El enviado especial de la UE para Afganistán, Roland Kobia

« L'Afghanistan respire le roman de John Le Carré. Des espions qui touchent tous les bâtons ; des conspirateurs et des conspiratrices ; des mercenaires dans les bras desquels pas un pouce de peau n'est laissé sans teinture ; des chercheurs d'or qui cherchent à faire fortune avec les misères de la guerre ; des travailleurs humanitaires idéalistes qui croient, à première vue, qu'ils peuvent sauver le monde », décrit Antonio Pampliega dans le livre précité. L'Afghanistan est devenu un échiquier où chaque jour ils jouent sans aucune règle des politiciens sans scrupules qui ne défendent que leurs intérêts et les groupes d'insurgés.
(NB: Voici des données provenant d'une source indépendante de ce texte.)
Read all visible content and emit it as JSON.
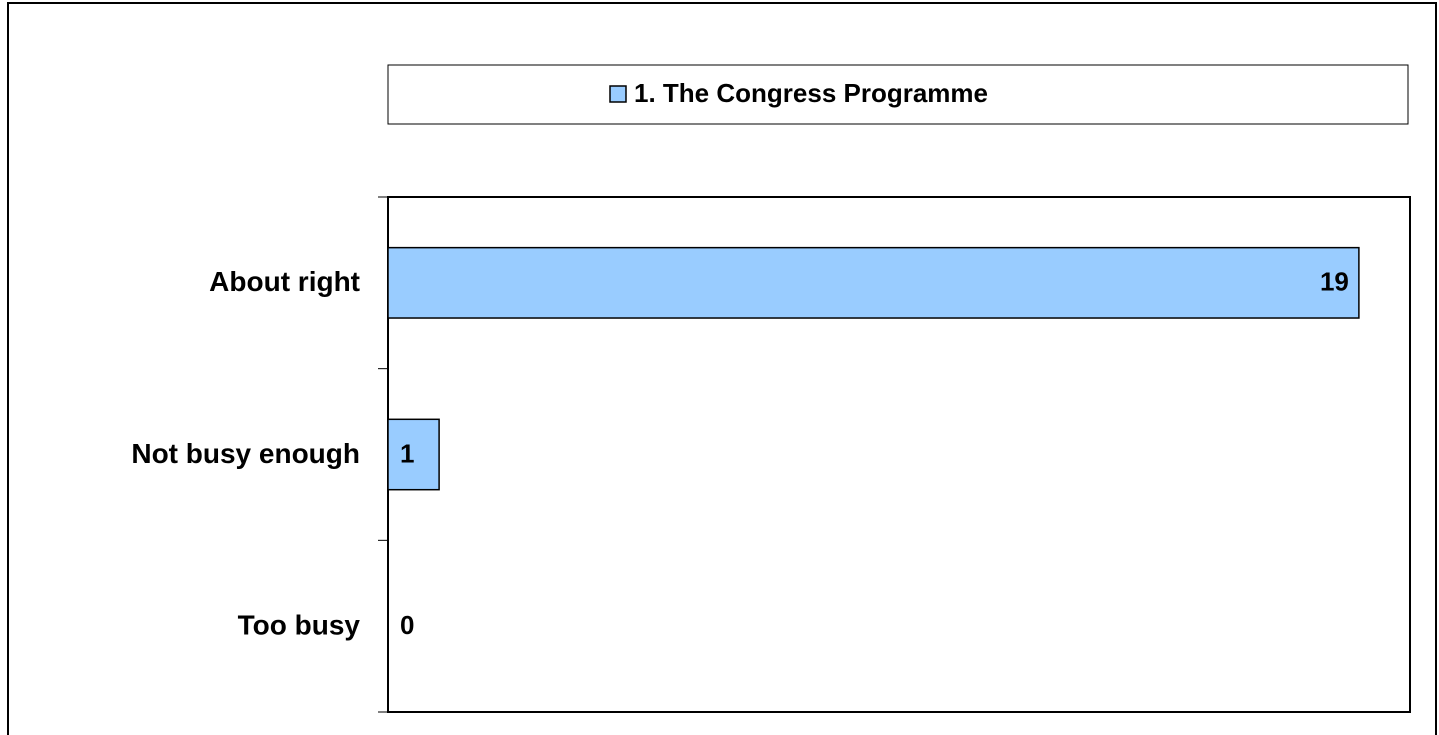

Cependant, l'Afghanistan a toujours été un pays fragmenté et idéologiquement divisé. La paix n'arrivera pas dans ce pays tant que les parties impliquées dans l'un des plus longs conflits de notre époque ne décideront pas de ramer dans la même direction. En attendant, ils devront faire le meilleur usage possible de leurs ressources pour minimiser l'impact qu'une épidémie telle que celle du coronavirus peut avoir sur la région.